Paris prosecutors are investigating allegations of rape levelled at the prominent Muslim intellectual and Oxford University professor, Tariq Ramadan, who is suing for defamation.
The prosecutors' office said Tuesday it had opened a preliminary investigation into allegations made by Henda Ayari, a 40-year-old Salafist turned secular activist who says she was abused by Ramadan.
Ayari filed a complaint last week alleging rape, sexual assault, harassment and intimidation by the Swiss scholar, who is a well-known figure in France. She claimed the attack took place in 2012, on the sidelines of a congress of the Union of Islamic Organisations of France (UOIF).
Her lawyer, Jonas Haddad, said the plaintiff did not report the assault earlier out of fear, but had been emboldened by women talking of sexual harassment in the wake of allegations against Hollywood mogul Harvey Weinstein.
"After revelations over the past few days of rape and sexual assault claims in the media, Henda has decided to say what happened to her and take legal action," Haddad said.
Last Friday, Ayari wrote on Facebook that she had been "a victim of something very serious several years ago" but did not reveal the name of her alleged aggressor because of "threats" by him. She said she had described the assault in her book "I Chose to be Free", published in November 2016, giving her aggressor the made-up name "Zoubeyr".
In the book, Ayari describes being attacked by an intellectual in a Paris hotel room, saying that when she fought back she was insulted, slapped and treated violently. On Friday, she named the attacker as Ramadan.
Ramadan has not responded in person to Ayari's claims, but his lawyer Yassine Bouzrou has vigorously denied the allegations and filed a complaint for "defamation".

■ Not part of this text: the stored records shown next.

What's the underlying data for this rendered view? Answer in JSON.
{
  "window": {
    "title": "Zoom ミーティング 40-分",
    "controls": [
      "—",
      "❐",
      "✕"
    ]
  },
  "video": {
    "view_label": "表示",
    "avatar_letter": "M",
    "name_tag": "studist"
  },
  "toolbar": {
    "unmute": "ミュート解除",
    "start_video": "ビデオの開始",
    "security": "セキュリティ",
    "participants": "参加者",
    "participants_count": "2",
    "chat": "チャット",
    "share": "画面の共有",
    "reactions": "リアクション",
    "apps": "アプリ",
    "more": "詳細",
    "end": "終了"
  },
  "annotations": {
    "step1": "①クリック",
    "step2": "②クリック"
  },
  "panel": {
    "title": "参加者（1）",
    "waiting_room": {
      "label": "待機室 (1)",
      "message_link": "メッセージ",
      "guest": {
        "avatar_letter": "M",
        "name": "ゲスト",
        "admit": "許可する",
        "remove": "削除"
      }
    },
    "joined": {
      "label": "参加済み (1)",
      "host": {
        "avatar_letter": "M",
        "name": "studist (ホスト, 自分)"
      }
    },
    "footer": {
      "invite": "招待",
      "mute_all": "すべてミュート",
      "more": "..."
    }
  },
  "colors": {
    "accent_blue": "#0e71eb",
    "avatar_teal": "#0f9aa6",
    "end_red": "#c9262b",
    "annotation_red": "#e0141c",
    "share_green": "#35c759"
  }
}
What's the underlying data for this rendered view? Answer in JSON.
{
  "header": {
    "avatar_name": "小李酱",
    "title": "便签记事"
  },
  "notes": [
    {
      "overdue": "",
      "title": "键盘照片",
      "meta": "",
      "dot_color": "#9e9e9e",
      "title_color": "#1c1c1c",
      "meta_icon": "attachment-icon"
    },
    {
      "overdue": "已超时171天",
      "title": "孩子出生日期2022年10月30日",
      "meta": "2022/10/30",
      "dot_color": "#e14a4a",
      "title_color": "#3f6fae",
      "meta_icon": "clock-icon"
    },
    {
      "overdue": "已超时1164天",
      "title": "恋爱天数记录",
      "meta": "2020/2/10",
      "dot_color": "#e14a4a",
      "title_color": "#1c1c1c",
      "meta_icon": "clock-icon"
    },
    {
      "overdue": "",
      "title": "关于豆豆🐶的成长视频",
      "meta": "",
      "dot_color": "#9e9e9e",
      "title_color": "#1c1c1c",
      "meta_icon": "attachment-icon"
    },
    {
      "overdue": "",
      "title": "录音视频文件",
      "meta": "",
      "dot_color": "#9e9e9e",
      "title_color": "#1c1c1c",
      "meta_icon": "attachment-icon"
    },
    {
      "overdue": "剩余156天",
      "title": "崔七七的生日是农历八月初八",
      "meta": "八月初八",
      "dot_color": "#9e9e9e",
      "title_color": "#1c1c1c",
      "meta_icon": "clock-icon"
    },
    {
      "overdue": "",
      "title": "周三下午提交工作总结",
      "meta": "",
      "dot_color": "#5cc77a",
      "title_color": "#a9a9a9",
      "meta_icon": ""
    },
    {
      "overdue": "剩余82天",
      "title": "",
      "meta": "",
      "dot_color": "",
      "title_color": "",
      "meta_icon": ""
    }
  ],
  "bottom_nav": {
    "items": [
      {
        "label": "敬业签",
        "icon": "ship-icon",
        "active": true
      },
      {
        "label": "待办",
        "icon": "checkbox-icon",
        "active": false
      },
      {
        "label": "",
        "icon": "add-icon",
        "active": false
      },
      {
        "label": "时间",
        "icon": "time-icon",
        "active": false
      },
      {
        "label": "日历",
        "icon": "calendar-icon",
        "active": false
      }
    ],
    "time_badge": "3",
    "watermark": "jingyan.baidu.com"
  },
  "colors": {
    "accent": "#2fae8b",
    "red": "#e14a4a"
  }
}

Bouzrou's office did not return FRANCE 24's calls seeking further comment.
A household name
The case comes as millions of women across the globe have come forward to share personal accounts of sexual assault and sexual harassment following the Weinstein allegations.
Ayari, who once wore a face-covering niqab veil and now heads the anti-Islamist group Les Libératrices (The Liberators), said she had suffered a torrent of abuse from Ramadan's supporters on social media since going public with her allegations last week.
Without giving details, she said she hoped "other women victims, like me, will dare to speak and denounce this perverse guru who uses religion to manipulate women."
The grandson of Hassan al Banna, the founder of the Egyptian Muslim Brotherhood, Ramadan was born in Switzerland after his father fled there following the Brotherhood's ban in 1954.
The Swiss-educated academic, who teaches contemporary Islamic studies at Oxford University, became a well-known figure in US academic circles after the Bush administration refused to grant him a US visa in 2004.
In 1995, Ramadan was temporarily barred from entering France due to alleged links to Algerian terrorists. In 2003, he clashed with France's then interior minister, Nicolas Sarkozy, when he refused to condemn stoning outright, insisting instead on a "moratorium" on such practices.
Due to his many confrontations with French politicians – in particular with Sarkozy during his presidency – Ramadan has become a household name in France, as derided in some circles as he is respected in others.